Carol Abrams, a spokeswoman for DYRS, said the department has no way of knowing how many juvenile offenders the courts have diverted to other city programs and defended the department’s reliance on community placement as consistent with national trends.

Superior Court Associate Judge Zoe Bush, who oversees placement of juvenile offenders, refused requests for an interview. Grace Lopes, a court-appointed monitor of DYRS as part of a consent decree in a decades-old class-action lawsuit, did not return calls for comment.

In addition to calling for more transparent reporting by Mr. Stanley, Mr. Graham has directed DYRS to establish a structure for tracking youths’ successes and risks to public safety after their commitment has ended. From January 2012 through March of this year, DYRS closed 527 cases, none of which has been tracked or monitored, according to a human services committee report.

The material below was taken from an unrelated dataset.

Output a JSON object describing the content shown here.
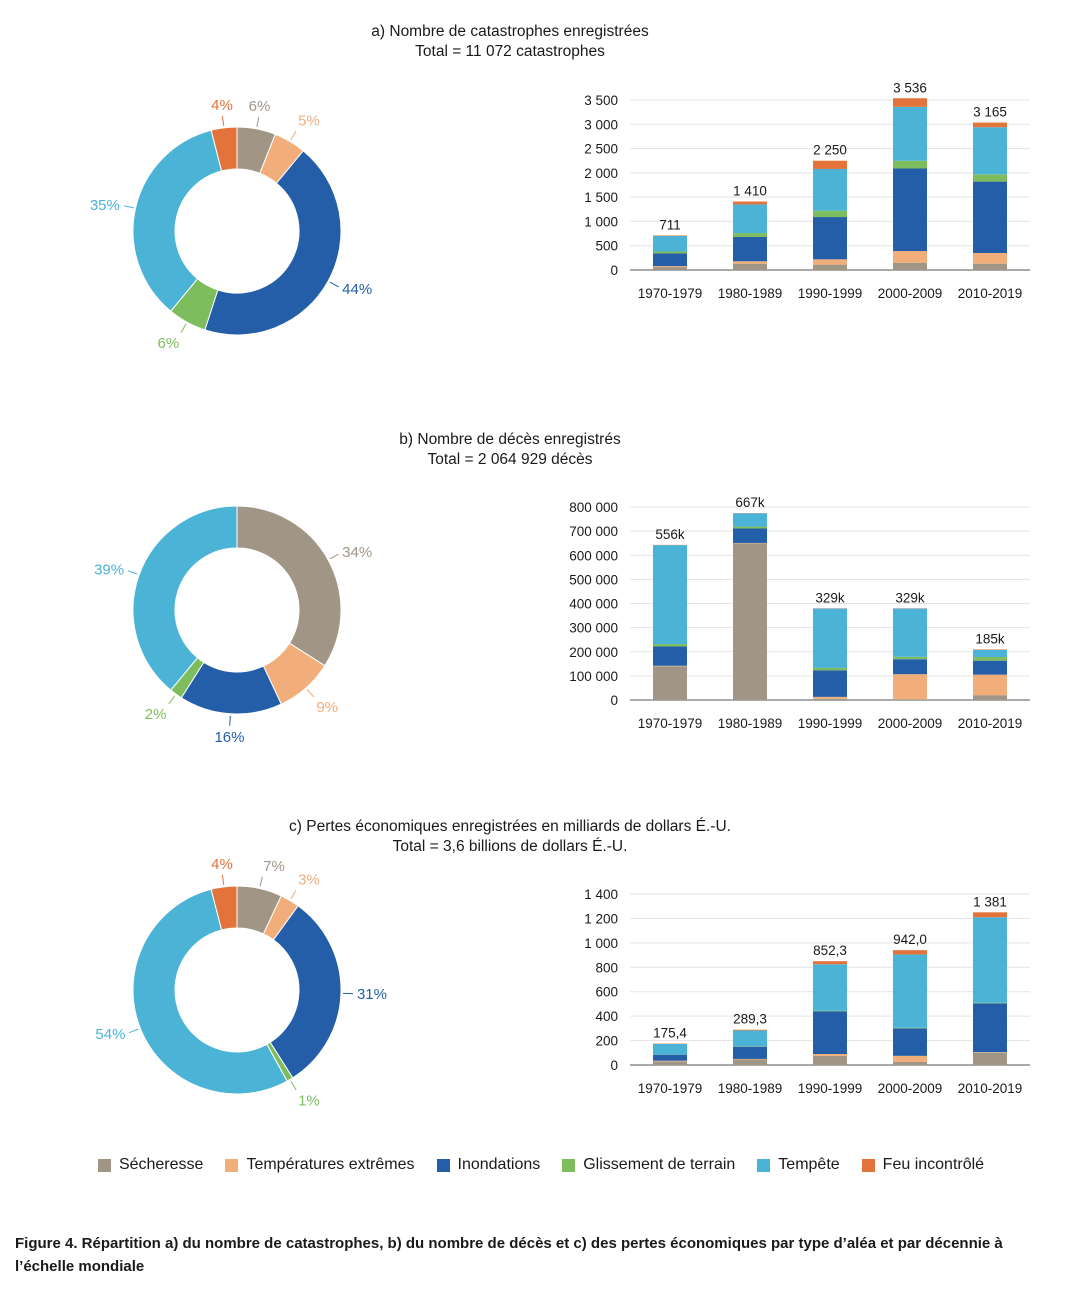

“I am recommending 6-, 12-, 18-month reviews, post-commitment, to ensure the progress the youth made while with DYRS is sustained,” he said. “Without these 6-, 12- and 18-month reviews, there is absolutely no way to assess to what extent the DYRS rehabilitation efforts are working.”

Law enforcement sources involved in Osman Al-Akbar’s case said that he was not in a gang, was working toward a general equivalency degree and was striving to attend college — like his sister and girlfriend.

On a visit to Caviness-Bey’s Northeast home last month, a young woman came to the door holding a baby she identified as his. She said she was pregnant at the time of the murder and that her boyfriend’s involvement left her “confused and angry.” She said he had been wearing an ankle bracelet designed to track his whereabouts and that he was “not supposed to be out.”

But she described Caviness-Bey as a positive person who was always smiling and said he had a job and comes from a good family with two working parents. She did not know what kind of supervision he received from DYRS.

“Even though they’re in [DYRS], they still end up getting in trouble,” she said.

The status of D.H., who remains in the juvenile system, could not be determined. The parents of Al-Akbar were not available for comment.

Of the murder, and the failed rehabilitation of Caviness-Bey — and, apparently, D.H. — Mr. Graham, in whose ward the killing took place, said, “It is indeed a tragic and sad case for all families involved.”